Другой

Я иду по черной, мощеной тесаным камнем, набережной.

Пение доходит до моих ушей. Оно льется, оно настолько въелось в мои уши, что стало неотъемлемой частью сознания. Но пение – не единственное, что слышно вокруг. Слышен шум моря. Слышен скрип полуразбитых, поломанных кораблей, неизвестно каким чудом держащихся еще на поверхности воды.

…– Их бросили – матросы, богатые торговцы, дворяне во главе с бароном Ротвальдом, а так же те, кому повезло. Не было времени чинить эти посудины – когда разнеслась весть о том, какая страшная беда пришла в город, цвет городской знати просто попрыгал в свои (и чужие) суда и уплыл кто куда - в основном на восток, в Данциг. А потом Это стало распространяться по городу, ужас и паника, смерть и мучения заполонили все сердца и мысли, и чинить корабли, брошенные у причала, на верфях и в доках уже никто не подумал…
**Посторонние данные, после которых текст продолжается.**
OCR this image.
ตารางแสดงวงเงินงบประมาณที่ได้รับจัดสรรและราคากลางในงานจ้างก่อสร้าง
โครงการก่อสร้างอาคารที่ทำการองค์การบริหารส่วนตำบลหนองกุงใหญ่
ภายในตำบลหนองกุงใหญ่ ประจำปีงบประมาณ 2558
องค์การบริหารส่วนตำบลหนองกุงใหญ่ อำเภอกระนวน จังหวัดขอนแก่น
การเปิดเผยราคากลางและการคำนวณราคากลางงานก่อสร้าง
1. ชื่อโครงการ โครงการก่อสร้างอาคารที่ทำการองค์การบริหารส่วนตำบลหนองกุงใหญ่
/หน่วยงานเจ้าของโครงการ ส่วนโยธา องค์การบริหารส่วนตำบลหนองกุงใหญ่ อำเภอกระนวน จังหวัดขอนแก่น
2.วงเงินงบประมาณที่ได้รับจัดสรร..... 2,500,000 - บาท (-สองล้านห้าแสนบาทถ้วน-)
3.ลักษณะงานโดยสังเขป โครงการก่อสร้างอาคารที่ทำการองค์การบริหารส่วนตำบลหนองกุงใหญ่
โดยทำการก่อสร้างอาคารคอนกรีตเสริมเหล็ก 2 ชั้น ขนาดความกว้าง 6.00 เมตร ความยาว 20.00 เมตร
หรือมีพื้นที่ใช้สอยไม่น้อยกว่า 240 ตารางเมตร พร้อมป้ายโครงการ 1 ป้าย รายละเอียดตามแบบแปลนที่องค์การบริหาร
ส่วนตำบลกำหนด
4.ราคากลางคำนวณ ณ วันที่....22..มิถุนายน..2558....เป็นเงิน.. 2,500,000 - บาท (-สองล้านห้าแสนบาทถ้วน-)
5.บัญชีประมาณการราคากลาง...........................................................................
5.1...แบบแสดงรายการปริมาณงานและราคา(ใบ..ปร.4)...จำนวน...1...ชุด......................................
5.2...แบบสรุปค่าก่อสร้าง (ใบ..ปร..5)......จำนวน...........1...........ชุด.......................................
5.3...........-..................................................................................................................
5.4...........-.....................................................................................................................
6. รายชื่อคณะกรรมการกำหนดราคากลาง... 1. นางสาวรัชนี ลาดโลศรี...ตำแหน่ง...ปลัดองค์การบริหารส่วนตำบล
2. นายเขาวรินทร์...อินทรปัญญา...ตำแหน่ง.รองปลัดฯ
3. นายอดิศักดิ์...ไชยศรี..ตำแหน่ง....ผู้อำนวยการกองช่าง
Пинаю труп кошки – он явно лежит на мостовой не первую неделю – распух, превращаясь в непонятную гниющую массу, мухи облепили его – только для них это время стало праздником. Единственное, что сохранилось – это голова. Уши, правда, уже сгнили, но остался оскал белых, как парус, зубов и глаза – застывшие, стеклянные глаза, глаза кошачьи, с вертикальным зрачком. Глаза, в которых до сих пор остался совершенно человеческий ужас…

Пинаю трупик еще раз – мухи, только что снова усевшиеся на него, разлетаются хаотическим вихрем. От кошки отпадает голова, оставляя на своем месте торчащий кол позвоночника.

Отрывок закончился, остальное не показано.